Inducible nitric oxide synthase inhibitors: A comprehensive update.

Abstract

Inducible nitric oxide synthase (iNOS), which is expressed in response to bacterial/proinflammatory stimuli, generates nitric oxide (NO) that provides cytoprotection. Overexpression of iNOS increases the levels of NO, and this increased NO level is implicated in pathophysiology of complex multifactorial diseases like Parkinson's disease, Alzheimer's disease, multiple sclerosis, rheumatoid arthritis, and inflammatory bowel disease. Selective inhibition of iNOS is an effective approach in treatment of such complex diseases. l-Arginine, being a substrate for iNOS, is the natural lead to develop iNOS inhibitors. More than 200 research reports on development of nitric oxide synthase inhibitors by different research groups across the globe have appeared in literature so far. The first review on iNOS, in 2002, discussed the iNOS inhibitors under two classes that is, amino acid and non-amino acid derivatives.
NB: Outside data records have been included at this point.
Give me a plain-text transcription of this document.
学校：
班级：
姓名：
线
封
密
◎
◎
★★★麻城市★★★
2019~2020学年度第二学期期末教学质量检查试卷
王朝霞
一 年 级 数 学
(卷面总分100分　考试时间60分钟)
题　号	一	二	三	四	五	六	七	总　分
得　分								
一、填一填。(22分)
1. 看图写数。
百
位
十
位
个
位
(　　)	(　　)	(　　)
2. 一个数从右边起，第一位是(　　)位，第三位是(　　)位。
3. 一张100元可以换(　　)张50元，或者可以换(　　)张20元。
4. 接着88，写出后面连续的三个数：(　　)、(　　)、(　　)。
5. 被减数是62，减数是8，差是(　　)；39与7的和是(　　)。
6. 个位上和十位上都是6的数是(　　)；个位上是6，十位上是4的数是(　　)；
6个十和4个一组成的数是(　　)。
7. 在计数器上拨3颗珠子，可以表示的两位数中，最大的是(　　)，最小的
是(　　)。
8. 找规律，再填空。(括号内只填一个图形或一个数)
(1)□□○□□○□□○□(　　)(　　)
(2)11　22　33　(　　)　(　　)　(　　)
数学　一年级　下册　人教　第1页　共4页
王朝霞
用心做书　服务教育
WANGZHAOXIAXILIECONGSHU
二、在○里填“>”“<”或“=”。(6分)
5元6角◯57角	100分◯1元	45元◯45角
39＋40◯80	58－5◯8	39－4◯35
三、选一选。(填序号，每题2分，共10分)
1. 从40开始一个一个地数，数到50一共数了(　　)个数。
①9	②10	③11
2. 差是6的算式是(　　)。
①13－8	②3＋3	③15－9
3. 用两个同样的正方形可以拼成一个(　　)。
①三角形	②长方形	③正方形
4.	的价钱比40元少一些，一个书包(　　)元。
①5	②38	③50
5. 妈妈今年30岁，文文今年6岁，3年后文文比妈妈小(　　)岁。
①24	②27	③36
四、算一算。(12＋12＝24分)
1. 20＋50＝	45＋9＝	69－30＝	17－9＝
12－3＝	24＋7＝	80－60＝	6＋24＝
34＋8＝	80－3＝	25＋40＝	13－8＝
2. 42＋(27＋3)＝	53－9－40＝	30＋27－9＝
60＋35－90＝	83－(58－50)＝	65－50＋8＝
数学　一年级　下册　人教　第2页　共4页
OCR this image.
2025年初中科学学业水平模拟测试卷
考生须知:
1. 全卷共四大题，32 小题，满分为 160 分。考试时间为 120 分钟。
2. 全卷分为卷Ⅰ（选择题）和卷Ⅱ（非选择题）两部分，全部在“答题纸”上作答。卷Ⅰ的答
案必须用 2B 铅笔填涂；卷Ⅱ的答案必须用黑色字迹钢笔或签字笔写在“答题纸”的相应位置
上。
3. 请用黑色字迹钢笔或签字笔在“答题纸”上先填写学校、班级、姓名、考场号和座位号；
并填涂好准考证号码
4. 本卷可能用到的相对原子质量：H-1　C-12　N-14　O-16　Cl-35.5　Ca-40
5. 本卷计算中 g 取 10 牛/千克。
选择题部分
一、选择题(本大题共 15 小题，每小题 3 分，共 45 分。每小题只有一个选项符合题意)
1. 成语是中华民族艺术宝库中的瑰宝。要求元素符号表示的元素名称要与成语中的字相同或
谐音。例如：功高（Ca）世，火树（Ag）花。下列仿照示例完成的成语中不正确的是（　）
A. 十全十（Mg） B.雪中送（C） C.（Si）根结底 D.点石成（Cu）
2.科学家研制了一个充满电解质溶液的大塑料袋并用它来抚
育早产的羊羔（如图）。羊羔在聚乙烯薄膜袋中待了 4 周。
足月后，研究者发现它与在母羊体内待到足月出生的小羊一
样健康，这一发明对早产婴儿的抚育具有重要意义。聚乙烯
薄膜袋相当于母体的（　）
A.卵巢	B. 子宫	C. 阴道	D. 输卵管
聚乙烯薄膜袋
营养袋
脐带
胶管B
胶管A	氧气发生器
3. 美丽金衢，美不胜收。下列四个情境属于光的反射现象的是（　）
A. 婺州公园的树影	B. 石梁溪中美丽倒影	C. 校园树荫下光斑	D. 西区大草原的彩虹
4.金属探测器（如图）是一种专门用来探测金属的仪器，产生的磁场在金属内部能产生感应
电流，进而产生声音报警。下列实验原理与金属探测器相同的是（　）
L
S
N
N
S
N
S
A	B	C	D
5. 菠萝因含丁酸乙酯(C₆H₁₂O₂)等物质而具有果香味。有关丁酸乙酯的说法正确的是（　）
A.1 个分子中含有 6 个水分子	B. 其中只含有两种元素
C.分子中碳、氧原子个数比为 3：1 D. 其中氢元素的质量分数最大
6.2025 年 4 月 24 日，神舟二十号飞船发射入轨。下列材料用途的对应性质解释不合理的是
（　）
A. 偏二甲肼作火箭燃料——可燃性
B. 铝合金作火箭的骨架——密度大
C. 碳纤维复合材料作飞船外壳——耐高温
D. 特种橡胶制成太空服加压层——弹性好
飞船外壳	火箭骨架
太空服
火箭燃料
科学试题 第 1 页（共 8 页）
Other review articles discussing specific chemical classes of iNOS inhibitors also appeared during last decade. In the present review, all reports on both natural and synthetic iNOS inhibitors, published 2002 onwards, are studied, classified, and discussed to provide comprehensive information on iNOS inhibitors. The synthetic inhibitors are broadly classified into two categories that is, arginine and non-arginine analogs. The latter are further classified into amidines, five- or six-membered heterocyclics, fused cyclics, steroidal type, and chalcones analogs. Structures of the most/significantly potent compounds from each report are provided to know the functional groups important for incurring iNOS inhibitory activity and selectivity. This review is aimed to provide a comprehensive view to the medicinal chemists for rational designing of novel and potent iNOS inhibitors.